Three minutes later the door to the disabled toilet, the one with the big sign announcing in pictogram the universal symbol of disability, and out strolls Iain Duncan-Smith!

Oh glory! Hallelujah! My peeing need seemed to vanish from my mind as I mentally uncrossed my legs and said to Duncan-Smith: "This is an adapted toilet, see the sign?" Which he acknowledged uncomfortably. "Why are you abusing this facility? I've had to wait in extreme pain and discomfort because you think you're above the rules that everyone else accepts!"

Duncan-Smith, is somewhat trapped, because I've placed my wheelchair between him and the door, and my PA is standing by my legs, so the trapped rat can't vault over me and do a runner.


Then I have him on the ropes, just waiting to deliver my coup de grace down drop his gloves his guard is gone as he splutters out "I'm sorry, but somebody told me I could use it".

And, in true Sun headline grabbing thought...GOTCHA! 

"So, if someone told you to pick up that TV because it was going begging.
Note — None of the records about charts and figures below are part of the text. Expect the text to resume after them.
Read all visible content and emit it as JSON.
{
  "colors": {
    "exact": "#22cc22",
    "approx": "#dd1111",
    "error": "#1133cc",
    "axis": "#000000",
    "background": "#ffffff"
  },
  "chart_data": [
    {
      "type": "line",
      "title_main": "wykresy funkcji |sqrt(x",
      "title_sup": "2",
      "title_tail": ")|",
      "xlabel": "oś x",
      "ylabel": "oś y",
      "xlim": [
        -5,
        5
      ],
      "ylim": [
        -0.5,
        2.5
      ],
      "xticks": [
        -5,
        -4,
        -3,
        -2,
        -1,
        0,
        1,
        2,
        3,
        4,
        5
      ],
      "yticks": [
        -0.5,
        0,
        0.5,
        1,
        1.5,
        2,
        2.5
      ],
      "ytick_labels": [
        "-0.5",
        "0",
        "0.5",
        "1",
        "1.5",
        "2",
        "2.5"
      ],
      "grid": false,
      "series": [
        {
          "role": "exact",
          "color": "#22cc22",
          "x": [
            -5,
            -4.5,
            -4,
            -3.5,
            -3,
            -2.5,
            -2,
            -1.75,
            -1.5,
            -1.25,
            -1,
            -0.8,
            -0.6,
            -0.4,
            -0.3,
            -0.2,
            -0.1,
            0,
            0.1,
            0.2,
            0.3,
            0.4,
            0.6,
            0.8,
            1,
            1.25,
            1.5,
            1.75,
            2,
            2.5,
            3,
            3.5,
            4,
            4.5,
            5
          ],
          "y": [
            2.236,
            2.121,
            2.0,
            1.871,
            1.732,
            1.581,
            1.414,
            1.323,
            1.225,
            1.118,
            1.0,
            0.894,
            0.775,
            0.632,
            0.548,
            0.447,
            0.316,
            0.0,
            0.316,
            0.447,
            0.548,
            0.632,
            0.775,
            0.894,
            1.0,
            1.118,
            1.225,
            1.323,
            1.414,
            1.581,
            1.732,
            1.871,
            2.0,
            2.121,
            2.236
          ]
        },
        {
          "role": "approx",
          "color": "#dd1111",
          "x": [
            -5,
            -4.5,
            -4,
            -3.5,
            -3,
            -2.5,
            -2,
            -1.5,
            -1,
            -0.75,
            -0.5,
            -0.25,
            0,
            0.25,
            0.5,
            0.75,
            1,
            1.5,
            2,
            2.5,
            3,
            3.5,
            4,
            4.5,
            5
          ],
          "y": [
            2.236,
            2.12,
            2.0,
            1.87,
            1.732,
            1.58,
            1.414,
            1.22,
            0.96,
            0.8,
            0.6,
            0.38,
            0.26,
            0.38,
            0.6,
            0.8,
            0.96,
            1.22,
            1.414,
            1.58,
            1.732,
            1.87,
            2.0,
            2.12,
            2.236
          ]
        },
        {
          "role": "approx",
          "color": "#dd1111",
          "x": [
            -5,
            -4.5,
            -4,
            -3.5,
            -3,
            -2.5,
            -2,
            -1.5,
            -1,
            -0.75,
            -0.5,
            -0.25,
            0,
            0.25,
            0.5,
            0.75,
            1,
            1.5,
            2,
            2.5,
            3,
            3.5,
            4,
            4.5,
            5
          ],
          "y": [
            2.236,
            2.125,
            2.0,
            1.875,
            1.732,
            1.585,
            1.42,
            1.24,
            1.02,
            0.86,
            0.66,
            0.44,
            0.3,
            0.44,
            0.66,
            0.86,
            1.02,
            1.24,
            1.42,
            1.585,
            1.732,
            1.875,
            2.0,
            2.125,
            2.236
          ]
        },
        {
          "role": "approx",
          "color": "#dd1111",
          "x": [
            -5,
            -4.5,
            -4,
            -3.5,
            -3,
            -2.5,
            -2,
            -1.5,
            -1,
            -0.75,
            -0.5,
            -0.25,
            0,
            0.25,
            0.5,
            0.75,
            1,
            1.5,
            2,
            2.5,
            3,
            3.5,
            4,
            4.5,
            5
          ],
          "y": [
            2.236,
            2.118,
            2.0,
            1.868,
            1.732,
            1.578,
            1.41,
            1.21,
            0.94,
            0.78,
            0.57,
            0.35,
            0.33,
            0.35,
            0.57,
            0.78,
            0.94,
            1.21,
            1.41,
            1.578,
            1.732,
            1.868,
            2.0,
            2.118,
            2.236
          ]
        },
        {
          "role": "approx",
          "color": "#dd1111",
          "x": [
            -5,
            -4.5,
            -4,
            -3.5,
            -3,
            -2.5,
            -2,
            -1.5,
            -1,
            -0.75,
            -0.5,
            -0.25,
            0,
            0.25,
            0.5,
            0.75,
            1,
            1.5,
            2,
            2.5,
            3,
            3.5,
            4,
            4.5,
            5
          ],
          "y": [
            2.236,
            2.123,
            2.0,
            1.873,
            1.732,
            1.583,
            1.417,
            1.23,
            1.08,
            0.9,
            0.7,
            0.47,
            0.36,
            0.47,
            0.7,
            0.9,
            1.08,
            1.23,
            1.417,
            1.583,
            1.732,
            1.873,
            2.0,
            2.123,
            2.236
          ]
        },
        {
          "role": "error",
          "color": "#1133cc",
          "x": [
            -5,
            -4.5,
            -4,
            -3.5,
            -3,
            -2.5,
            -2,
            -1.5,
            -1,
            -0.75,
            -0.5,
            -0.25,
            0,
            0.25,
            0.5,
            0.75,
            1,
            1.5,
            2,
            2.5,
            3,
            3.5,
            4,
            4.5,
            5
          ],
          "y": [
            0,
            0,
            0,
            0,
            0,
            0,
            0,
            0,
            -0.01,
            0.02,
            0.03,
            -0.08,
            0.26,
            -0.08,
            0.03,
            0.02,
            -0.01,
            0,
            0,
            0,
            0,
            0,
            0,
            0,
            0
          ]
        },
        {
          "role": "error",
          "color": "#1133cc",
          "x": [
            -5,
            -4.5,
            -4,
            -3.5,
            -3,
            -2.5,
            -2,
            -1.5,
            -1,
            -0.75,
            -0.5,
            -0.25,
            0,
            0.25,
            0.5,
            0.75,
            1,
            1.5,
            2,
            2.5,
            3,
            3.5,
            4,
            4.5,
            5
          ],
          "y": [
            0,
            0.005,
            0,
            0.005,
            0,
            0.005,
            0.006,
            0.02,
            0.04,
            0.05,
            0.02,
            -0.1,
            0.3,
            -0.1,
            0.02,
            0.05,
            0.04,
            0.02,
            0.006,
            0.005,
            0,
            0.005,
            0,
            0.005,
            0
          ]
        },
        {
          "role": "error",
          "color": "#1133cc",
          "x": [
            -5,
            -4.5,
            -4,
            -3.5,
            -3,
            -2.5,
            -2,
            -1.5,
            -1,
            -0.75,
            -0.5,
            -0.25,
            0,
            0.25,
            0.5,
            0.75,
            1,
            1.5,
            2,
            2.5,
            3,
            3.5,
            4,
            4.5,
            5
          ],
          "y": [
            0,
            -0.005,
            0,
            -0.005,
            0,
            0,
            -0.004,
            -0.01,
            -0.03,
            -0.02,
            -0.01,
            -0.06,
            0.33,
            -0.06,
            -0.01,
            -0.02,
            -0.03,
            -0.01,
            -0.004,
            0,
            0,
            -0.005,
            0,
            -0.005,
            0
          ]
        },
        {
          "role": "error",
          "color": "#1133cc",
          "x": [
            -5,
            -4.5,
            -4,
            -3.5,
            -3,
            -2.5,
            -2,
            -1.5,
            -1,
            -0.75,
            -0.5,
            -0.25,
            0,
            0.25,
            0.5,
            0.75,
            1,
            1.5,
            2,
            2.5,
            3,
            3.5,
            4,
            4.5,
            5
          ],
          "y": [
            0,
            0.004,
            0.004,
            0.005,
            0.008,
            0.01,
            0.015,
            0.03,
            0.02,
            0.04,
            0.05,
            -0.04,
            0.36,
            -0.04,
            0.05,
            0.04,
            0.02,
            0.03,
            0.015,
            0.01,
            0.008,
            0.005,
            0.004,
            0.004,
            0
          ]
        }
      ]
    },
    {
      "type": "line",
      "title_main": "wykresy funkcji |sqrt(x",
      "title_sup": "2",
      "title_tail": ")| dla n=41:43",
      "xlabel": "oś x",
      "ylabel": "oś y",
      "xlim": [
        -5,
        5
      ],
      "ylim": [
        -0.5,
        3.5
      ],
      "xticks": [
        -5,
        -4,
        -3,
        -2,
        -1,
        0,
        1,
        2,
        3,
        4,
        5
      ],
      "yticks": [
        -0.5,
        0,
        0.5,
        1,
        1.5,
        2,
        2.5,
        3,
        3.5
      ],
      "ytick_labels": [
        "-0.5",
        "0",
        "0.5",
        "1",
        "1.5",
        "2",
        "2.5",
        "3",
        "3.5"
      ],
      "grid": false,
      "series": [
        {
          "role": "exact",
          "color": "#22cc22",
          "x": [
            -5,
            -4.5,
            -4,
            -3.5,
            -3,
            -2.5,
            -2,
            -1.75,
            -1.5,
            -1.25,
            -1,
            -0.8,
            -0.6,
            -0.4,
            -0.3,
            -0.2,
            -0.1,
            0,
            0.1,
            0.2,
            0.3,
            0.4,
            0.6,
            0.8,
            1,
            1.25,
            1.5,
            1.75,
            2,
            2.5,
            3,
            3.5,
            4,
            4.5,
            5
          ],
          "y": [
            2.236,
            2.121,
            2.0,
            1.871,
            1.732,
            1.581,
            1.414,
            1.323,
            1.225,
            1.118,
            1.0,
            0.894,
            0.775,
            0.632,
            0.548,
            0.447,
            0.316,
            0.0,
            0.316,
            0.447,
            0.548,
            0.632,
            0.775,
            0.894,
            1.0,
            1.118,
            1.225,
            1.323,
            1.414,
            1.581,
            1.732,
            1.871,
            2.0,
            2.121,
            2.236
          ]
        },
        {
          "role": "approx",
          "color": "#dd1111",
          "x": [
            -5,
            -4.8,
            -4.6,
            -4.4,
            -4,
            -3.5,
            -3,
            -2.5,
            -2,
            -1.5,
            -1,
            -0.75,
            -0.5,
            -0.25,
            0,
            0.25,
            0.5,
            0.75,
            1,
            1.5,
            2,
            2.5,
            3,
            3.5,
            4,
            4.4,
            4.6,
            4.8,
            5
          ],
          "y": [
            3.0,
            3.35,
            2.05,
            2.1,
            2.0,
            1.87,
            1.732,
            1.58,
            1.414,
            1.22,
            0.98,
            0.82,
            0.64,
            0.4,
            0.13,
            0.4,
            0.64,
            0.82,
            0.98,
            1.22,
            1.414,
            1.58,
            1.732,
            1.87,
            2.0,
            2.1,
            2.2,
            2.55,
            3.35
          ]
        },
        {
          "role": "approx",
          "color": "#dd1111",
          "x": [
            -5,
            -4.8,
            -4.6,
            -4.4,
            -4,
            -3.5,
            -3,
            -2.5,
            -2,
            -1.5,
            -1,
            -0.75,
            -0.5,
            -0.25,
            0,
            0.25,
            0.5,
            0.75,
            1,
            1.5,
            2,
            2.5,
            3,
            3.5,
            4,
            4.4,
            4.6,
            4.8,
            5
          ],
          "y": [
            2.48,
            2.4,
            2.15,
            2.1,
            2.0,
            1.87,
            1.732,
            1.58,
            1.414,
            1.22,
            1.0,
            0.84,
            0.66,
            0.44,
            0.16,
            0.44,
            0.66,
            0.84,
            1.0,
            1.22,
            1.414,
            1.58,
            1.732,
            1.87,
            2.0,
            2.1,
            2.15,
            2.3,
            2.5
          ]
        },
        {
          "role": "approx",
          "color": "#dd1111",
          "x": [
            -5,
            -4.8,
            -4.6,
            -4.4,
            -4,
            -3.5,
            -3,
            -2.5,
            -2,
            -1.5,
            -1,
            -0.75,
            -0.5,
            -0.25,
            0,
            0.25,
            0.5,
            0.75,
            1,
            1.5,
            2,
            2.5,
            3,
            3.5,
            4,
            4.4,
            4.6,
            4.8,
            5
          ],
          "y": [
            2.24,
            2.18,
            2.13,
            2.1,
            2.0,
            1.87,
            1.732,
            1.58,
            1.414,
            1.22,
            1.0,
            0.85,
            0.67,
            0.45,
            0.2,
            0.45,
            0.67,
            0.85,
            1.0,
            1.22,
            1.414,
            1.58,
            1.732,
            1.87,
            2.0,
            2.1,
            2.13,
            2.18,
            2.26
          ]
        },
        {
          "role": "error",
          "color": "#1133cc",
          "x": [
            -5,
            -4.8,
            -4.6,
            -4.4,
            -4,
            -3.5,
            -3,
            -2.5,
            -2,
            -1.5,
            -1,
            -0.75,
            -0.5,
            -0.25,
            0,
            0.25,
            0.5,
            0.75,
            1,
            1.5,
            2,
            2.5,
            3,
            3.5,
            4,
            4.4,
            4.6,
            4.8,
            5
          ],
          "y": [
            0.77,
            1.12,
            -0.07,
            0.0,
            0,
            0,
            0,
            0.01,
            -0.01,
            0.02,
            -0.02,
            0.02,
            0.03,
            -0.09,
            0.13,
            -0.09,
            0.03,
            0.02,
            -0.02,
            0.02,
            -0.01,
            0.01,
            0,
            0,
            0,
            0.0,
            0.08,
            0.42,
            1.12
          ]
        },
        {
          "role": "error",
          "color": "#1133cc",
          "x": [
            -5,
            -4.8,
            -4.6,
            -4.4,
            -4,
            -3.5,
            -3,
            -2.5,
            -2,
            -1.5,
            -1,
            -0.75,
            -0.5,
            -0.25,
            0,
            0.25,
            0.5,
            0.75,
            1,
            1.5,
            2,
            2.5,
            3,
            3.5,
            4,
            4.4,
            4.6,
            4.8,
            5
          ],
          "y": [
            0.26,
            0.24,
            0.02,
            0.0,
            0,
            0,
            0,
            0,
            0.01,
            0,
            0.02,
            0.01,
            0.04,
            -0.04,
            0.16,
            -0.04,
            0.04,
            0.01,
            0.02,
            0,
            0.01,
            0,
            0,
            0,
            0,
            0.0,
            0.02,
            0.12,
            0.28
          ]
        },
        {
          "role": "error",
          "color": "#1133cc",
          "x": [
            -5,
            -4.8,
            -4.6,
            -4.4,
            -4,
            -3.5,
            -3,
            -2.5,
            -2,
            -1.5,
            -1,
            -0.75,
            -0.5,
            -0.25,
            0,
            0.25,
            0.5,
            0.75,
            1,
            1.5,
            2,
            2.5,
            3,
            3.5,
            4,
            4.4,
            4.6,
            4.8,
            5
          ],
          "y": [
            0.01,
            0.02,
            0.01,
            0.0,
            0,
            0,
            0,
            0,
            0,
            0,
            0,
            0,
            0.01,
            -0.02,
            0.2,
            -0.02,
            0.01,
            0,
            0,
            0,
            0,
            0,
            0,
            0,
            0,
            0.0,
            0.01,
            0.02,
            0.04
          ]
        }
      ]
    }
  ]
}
You'd pick up the TV?" I asked. "What's happened to your sense of personal responsibility for your own actions?" I pressed. "Are you exempt from the rules and regulations you spent the past hour telling us we must adhere to because that's how we maintain an orderly society?" I finished pushing my way into the loo.

Duncan-Smith, thinking he could do a runner took full advantage of the cessation in my harangue and just as he thought he'd escaped the loony wheely, I looked into the bowl and spotted he hadn't flushed the loo.

"Oy!" I shouted, arresting IDS's flight: "Do you know it's customary to flush the khazy after use?"

I can still picture his look, a mixture of abject contempt and 'beam-me-up-Scotty', as he drew an embarrassed grin across his Chevy while abruptly turning a corner to the safety of the street.